The middle and higher echelons of the government are part of India’s elite. They live in nice houses, ride in government vehicles and send their children to the best schools. Those on the lowest rungs – called “Class-4” or “Group D” employees in officalese – are usually left to fend for themselves.

Subramani’s suicide may have been an extreme reaction, but the conditions he lived and worked under are not uncommon. Thousands, perhaps millions, of government employees nationwide are not paid in time. So, protests are now common, especially by employees on contract. To save money and pare payrolls, contract employees are paid a fraction of the salary of their permanent counterparts and do not get either pensions or perks.

Rich Bengaluru is often vexed when thousands of sweepers, health workers or assistant or subordinate teachers on contract clog already gridlocked streets, as they agitate against miserable service conditions and job insecurity.

To this insecure, marginalised and often exhausted army of frontline workers is assigned the task of fundamentally changing India. Plans may be drawn up, funds may be allotted, speeches may be made, and hope may be delivered for a new, rising India, but unless its foot soldiers are paid and empowered, these are fantasies. Unless their lives are transformed, they cannot do any transforming.

Of particular significance is the chasm between the Army down low and the commanders up high, not just in material terms but at the responsibility each can deploy. For instance, traffic constables in most Indian cities are not allowed to issue tickets, ostensibly to prevent low-level corruption, but that is symptomatic of their low status, and the higher levels are anyway riddled with higher-level corruption. And when governance collapses, it is the frontline that does what it can. When a giant pothole appears, we have, all too often, seen traffic constables keep traffic flowing by filling it up with whatever stones and bricks they can find.

The lowly street bureaucracy

Yet, even the limited initiative available to low skilled and disempowered employees is gradually being withdrawn as India’s government centralises, argued Rashmi Sharma in a Mint column earlier this week. “Field-level employees are subject to continuous directions as well as contradictory and impossible demands from the top,” Sharma wrote. “They work in harsh conditions with inadequate infrastructure, and have to spend money for travel and even office expenses from their meagre salaries. Disciplinary action against them is often casual and arbitrary.”
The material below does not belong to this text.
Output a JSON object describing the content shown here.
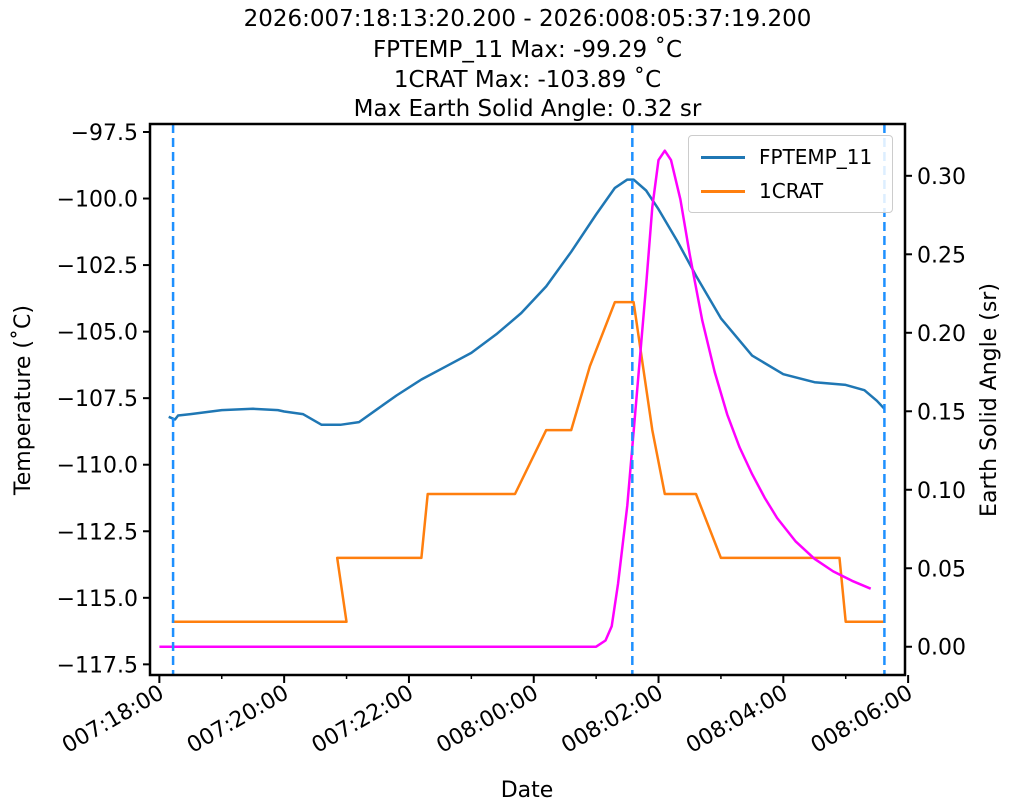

The treatment of what Sharma calls the “street bureaucracy” reveals an unstated premise in government that the frontline cannot be trusted and does not matter. This is a mistake because India lives and works on its streets. It is where the country’s destiny will be decided, by the junior engineer filling the potholed road, by the constable chasing the goon, by the patwari assessing crop losses, and not by the chief engineer, police superintendent or collector sitting on his towel-draped chair or travelling in his red-beaconed car.

This is not to say the higher bureaucracy is not important. Indeed, India has many fine examples of dedicated civil servants who try to strengthen the steel frame and offer world-class managerial talent. But their job is to galvanise and organise, it is not to do.

Subramani knew what he had to do – sweep the streets and ask no questions. He did it every day, and like thousands of his colleagues he did it mostly without gloves and other equipment. “My husband was never given gloves in 18 years,” said his wife Kavitha. Subramani was happy, she said, when he was told he would get a uniform. It never came. Bengaluru’s army of sweepers uses primitive, wobbly carts to collect the garbage of 10 million people. Sometimes there is no cart, in which case the sweeper must drag the garbage in a sack until her shoulder aches. Sometimes, there isn’t even a broom, in which case the sweeper must gather the trash in her hands – discarded sanitary napkins, sambar, soiled diapers, cardboard and blades. To do India’s dirty work and not get paid – sometimes that is too much to bear.